Serverless Sales Insights with Modal, Nile and a small Llama

When building a new application, there is a lot to be said for building it completely serverless: You can focus on the code instead of tinkering with deployments and configuration. Because you don't need to worry about deployment at this point, you can actually ship a better long-term architecture with multiple services and clear APIs between them. And best of all - until you actually get users for your application, you barely pay anything.

Nile provides Serverless Postgres database with tenant-awareness, so you can provision Postgres in a click and start building your B2B application. Now it is time to choose serverless compute. If you are using Python, and there's a good chance that you are, then Modal is going to be a great fit for you.

Modal is a serverless compute platform that lets developers deploy Python apps (anything from web services, data processing, Slack bots…) to the cloud by adding few annotations to perfectly normal Python code. To make things even sweeter - they have a nice collection of GPUs that can be used to run LLMs and make these applications smart.

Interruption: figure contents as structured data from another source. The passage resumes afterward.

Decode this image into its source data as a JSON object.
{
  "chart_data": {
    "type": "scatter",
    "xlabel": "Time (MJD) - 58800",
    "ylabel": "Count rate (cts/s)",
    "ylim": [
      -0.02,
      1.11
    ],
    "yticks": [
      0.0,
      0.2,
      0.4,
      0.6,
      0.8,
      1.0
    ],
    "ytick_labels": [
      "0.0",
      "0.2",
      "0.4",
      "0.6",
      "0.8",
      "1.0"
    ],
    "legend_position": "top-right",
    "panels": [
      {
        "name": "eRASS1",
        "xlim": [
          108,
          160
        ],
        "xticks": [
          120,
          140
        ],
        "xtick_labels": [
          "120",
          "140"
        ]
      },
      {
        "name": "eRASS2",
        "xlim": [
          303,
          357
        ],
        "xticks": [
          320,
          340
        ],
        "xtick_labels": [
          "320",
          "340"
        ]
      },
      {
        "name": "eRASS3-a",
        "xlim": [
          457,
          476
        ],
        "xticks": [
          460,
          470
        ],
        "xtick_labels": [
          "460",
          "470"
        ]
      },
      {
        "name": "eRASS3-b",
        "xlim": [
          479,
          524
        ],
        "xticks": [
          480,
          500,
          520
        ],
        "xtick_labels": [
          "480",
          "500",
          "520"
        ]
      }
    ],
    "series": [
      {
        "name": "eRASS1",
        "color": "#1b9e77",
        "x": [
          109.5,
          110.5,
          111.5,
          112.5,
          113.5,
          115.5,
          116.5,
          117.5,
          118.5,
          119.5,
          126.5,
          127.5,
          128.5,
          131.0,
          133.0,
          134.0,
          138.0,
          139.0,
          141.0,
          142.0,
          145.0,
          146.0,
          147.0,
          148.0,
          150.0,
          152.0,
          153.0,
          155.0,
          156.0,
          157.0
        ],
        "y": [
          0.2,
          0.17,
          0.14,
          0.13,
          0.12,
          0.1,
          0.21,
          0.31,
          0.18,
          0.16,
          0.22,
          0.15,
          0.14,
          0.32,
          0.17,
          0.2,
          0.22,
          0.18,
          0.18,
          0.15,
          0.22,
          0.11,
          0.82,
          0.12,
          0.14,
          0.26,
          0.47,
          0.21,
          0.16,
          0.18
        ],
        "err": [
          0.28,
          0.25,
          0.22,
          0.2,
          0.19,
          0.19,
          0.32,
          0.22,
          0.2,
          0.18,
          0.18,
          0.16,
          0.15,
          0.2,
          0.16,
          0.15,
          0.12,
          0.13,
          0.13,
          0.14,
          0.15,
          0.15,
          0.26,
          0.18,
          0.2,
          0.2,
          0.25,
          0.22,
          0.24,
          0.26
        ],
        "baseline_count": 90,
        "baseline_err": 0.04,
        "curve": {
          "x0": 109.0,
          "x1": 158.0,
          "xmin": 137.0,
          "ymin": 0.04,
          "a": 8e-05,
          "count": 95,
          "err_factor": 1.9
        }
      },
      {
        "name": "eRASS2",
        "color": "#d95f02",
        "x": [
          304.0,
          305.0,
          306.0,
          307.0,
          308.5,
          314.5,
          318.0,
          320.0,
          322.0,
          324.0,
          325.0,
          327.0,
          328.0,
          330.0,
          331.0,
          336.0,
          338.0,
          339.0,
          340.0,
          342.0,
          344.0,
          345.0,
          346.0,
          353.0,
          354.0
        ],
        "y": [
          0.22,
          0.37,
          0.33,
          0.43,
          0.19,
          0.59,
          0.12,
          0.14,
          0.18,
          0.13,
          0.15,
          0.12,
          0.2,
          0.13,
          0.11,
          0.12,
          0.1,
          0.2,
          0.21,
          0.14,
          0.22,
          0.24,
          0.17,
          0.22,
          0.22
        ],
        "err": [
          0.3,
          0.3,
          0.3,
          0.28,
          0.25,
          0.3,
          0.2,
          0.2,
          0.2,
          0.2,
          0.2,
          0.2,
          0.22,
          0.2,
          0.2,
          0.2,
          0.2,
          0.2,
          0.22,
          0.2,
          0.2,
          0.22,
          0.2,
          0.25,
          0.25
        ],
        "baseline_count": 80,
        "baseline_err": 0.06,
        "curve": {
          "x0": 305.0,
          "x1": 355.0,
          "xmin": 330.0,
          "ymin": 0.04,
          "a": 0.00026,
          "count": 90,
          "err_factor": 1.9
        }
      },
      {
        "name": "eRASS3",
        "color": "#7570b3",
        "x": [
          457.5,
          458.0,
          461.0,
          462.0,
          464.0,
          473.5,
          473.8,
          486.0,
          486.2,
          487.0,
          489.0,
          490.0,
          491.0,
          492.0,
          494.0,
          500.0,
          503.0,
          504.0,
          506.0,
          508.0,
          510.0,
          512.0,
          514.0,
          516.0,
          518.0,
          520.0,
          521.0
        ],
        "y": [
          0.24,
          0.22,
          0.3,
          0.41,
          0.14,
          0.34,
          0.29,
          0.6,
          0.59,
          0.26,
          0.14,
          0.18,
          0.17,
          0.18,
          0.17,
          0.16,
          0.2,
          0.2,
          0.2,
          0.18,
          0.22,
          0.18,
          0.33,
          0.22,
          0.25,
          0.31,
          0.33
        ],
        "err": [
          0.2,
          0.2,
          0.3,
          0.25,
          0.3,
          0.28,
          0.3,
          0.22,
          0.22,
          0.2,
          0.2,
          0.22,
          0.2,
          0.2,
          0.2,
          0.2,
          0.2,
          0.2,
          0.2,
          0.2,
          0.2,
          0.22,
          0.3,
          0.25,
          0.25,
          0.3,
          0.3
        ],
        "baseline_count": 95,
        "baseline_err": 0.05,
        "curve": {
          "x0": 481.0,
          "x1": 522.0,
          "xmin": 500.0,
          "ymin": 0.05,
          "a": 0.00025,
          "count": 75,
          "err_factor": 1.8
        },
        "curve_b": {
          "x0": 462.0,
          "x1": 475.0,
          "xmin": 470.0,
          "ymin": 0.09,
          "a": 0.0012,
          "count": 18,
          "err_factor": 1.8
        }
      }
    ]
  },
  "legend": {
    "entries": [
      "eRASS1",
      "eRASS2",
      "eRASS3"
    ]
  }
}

In this blog, I'm going to explain how I built Serverless Sales Insights application with Nile, Modal and running my own Llama 3.1 model. This is what the application looks like:

I'll start by introducing the architecture I went with, explain some key design decisions, and then demonstrate how easy it is to use Modal and Nile together with some code snippets. You can find all the code for the app including deployment instructions here, and you can try it for yourself here.

Architecture

We went with fairly standard RAG architecture, but as you can see below, we split it into 3 distinct parts:

Ingest and embedding pipeline for processing recordings of sales calls and storing the chunks and embeddings in the database. This can happen continuously offline.
Web application where the user can browse calls and ask for things like key customer needs and next steps. The web application uses vector search to find relevant chunks of conversation and sends them to the LLM.
LLM service is the brains of the operation. It takes the question and relevant chunks, applies a built-in prompt and its training and generates a response.

Architecture

Using Modal, we can easily deploy each part as its own service. Modal doesn't just handle the deployment, it also handles the communication between services. As you'll see below, the call from the web app to the LLM looks like I'm calling a method in the LLM class. From my perspective, this is exactly what I'm doing. Somewhere behind the scenes, Modal turns this into a gRPC call and handles all the details around this. If you've ever had to do it yourself using Python's Pickle, you can appreciate the convenience of Modal.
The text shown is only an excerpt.